- Associated Press - Saturday, July 12, 2014

PIONEER, La. (AP) - Elaine Allen of El Dorado, Arkansas, was vaguely aware of Poverty Point State Historical Site’s existence in northeastern Louisiana. But until it was named a World Heritage Site, she’d never been motivated to visit.

“When I heard about it becoming a World Heritage Site, I knew I had to come,” said Allen, who visited the ancient earthworks recently with her sister Evelyn Kemper of Monroe. “It’s pretty amazing to have something of that stature here, and I wasn’t disappointed.”

After the U.N. Educational, Scientific and Cultural Organization’s World Heritage Committee inscribed the site by acclamation at its convention in Doha, Qatar, on June 22, National Geographic published a story calling Poverty Point “Louisiana’s Best Kept Secret.”

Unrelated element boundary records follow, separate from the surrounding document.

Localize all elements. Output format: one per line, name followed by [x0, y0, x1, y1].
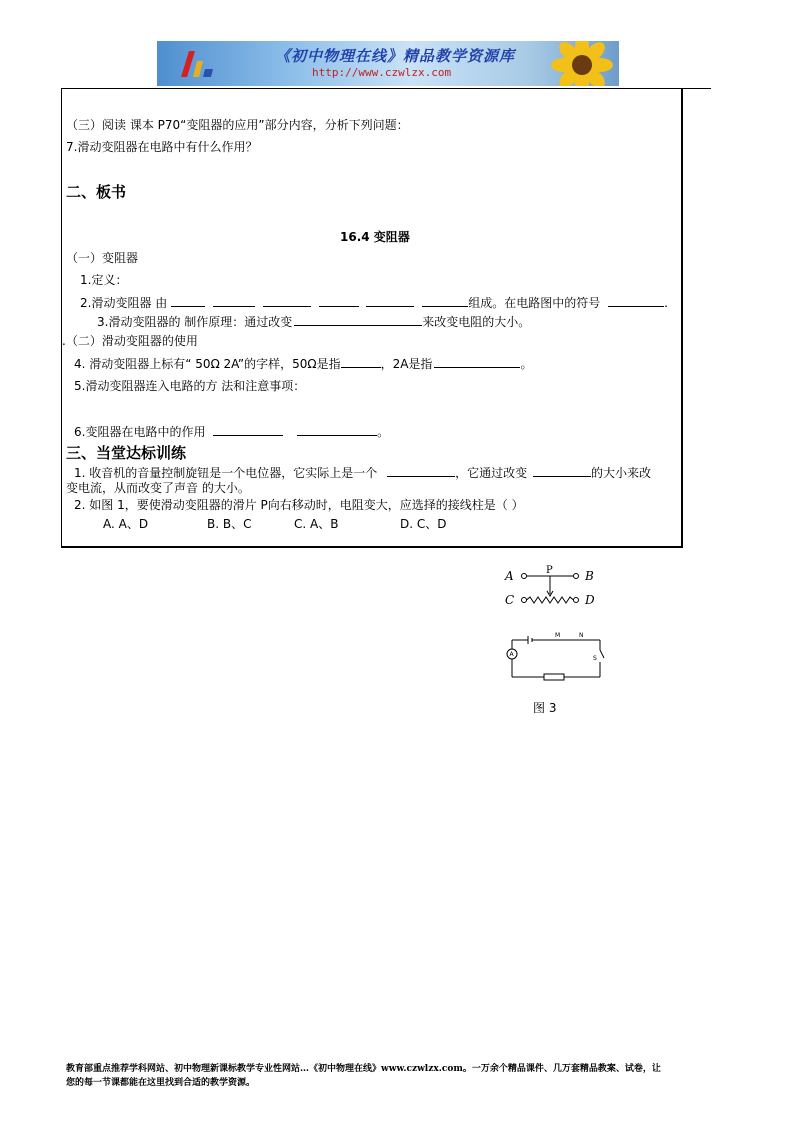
item-6-end: 。: [377, 425, 390, 439]
switch-s-label: S: [593, 655, 597, 662]
blank-6-2[interactable]: [297, 424, 377, 436]
blank-4-2[interactable]: [434, 356, 520, 368]
blank-2-2[interactable]: [213, 295, 255, 307]
practice-q1: [74, 465, 651, 480]
item-2: [80, 295, 668, 310]
q1-text-a: 1. 收音机的音量控制旋钮是一个电位器，它实际上是一个: [74, 466, 378, 480]
subheading-usage: .（二）滑动变阻器的使用: [62, 334, 198, 348]
blank-2-6[interactable]: [422, 295, 468, 307]
question-7: 7.滑动变阻器在电路中有什么作用？: [66, 140, 258, 154]
q1-text-c: 的大小来改: [590, 466, 651, 480]
blank-q1-1[interactable]: [387, 465, 455, 477]
banner-title: 《初中物理在线》精品教学资源库: [275, 47, 516, 65]
option-d[interactable]: D. C、D: [400, 517, 447, 531]
blank-6-1[interactable]: [213, 424, 283, 436]
header-banner: [157, 41, 619, 86]
footer-line-1: 教育部重点推荐学科网站、初中物理新课标教学专业性网站…《初中物理在线》www.czwlzx.com。一万余个精品课件、几万套精品教案、试卷，让: [66, 1064, 661, 1074]
practice-q2: 2. 如图 1，要使滑动变阻器的滑片 P向右移动时，电阻变大，应选择的接线柱是（ ）: [74, 498, 524, 512]
site-logo-icon: [179, 49, 219, 81]
blank-2-symbol[interactable]: [608, 295, 664, 307]
section-heading-practice: 三、当堂达标训练: [66, 444, 187, 462]
footer-line-2: 您的每一节课都能在这里找到合适的教学资源。: [66, 1078, 256, 1088]
blank-3[interactable]: [294, 314, 422, 326]
clip-n-label: N: [579, 632, 584, 639]
item-2-text: 2.滑动变阻器 由: [80, 296, 168, 310]
item-4-text: 4. 滑动变阻器上标有“ 50Ω 2A”的字样，50Ω是指: [74, 357, 341, 371]
ammeter-label: A: [509, 651, 514, 658]
terminal-d-label: D: [585, 593, 595, 607]
rheostat-circuit-figure: [500, 560, 620, 690]
item-5: 5.滑动变阻器连入电路的方 法和注意事项：: [74, 379, 306, 393]
terminal-a-label: A: [505, 569, 514, 583]
terminal-b-label: B: [585, 569, 594, 583]
option-c[interactable]: C. A、B: [294, 517, 339, 531]
item-2-text-b: 组成。在电路图中的符号: [468, 296, 601, 310]
blank-2-5[interactable]: [366, 295, 414, 307]
blank-2-1[interactable]: [171, 295, 205, 307]
subheading-rheostat: （一）变阻器: [66, 251, 139, 265]
board-title: 16.4 变阻器: [340, 230, 410, 244]
item-4-text-b: ，2A是指: [380, 357, 433, 371]
banner-url[interactable]: http://www.czwlzx.com: [312, 66, 452, 79]
item-4-end: 。: [520, 357, 533, 371]
item-3-text-b: 来改变电阻的大小。: [422, 315, 531, 329]
terminal-c-label: C: [505, 593, 515, 607]
section-heading-blackboard: 二、板书: [66, 183, 127, 201]
item-6-text: 6.变阻器在电路中的作用: [74, 425, 206, 439]
slider-p-label: P: [546, 565, 553, 576]
blank-2-4[interactable]: [319, 295, 359, 307]
item-2-period: .: [664, 296, 668, 310]
sunflower-icon: [542, 41, 619, 86]
item-3-text: 3.滑动变阻器的 制作原理：通过改变: [97, 315, 293, 329]
blank-2-3[interactable]: [263, 295, 311, 307]
q1-text-b: ，它通过改变: [455, 466, 528, 480]
option-b[interactable]: B. B、C: [207, 517, 252, 531]
clip-m-label: M: [555, 632, 561, 639]
blank-q1-2[interactable]: [533, 465, 591, 477]
option-a[interactable]: A. A、D: [103, 517, 149, 531]
practice-q1-cont: 变电流，从而改变了声音 的大小。: [66, 481, 250, 495]
blank-4-1[interactable]: [341, 356, 381, 368]
definition-item: 1.定义：: [80, 273, 128, 287]
figure-caption: 图 3: [533, 701, 557, 715]
item-4: [74, 356, 532, 371]
reading-prompt: （三）阅读 课本 P70“变阻器的应用”部分内容，分析下列问题：: [66, 118, 409, 132]
item-3: [97, 314, 530, 329]
item-6: [74, 424, 389, 439]
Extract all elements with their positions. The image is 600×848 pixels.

Now, as one of only 22 World Heritage Sites in the United States, the secret is out.

“You’ve probably never heard of it,” National Geographic’s reporter wrote, “but that’s about to change.”

The Poverty Point complex comprises five mounds, six concentric semi-elliptical ridges and a central plaza. It was created and used for residential and ceremonial purposes by a society of hunter fisher-gatherers between 3,700 and 3,100 BC. It also was a trade center, getting stone for its tools from Wisconsin, Florida and Tennessee.

Its population’s achievement in earthen construction in North America wasn’t surpassed for at least 2,000 years.

Lt. Gov. Jay Dardenne, the state’s culture and tourism chief, said he believes Poverty Point’s inclusion as a World Heritage Site will attract visitors globally.

“Now we have to get busy and take advantage of it from an economic, jobs and tourism standpoint,” Dardenne said. “It creates a whole new dimension for marketing northeastern Louisiana and consequently the entire state.”

Dardenne said tourism tripled at Chaco Culture National Historical Park in New Mexico to about 30,000 visitors after its inscription as a World Heritage Site.

“And Chaco isn’t easily accessible,” Darden said. “Poverty Point is located in a rural area, but it’s easily accessible to the touring public.”

Park manager David Griffing said about 11,000 tourists visited Poverty Point last year.

Griffing, who has worked at the site for 29 years, said he’s still processing the elevation of Poverty Point’s global status.

“I’m still soaking in what it means,” said Griffing, who was hired by retired park manager Dennis LaBatt almost 30 years ago after Griffing kept hanging around the site as a young man. “It’s been a dream come true.”

Griffing said he’s already seen an increase in visitors, “and with this world recognition, I expect we’ll see even more,” he said.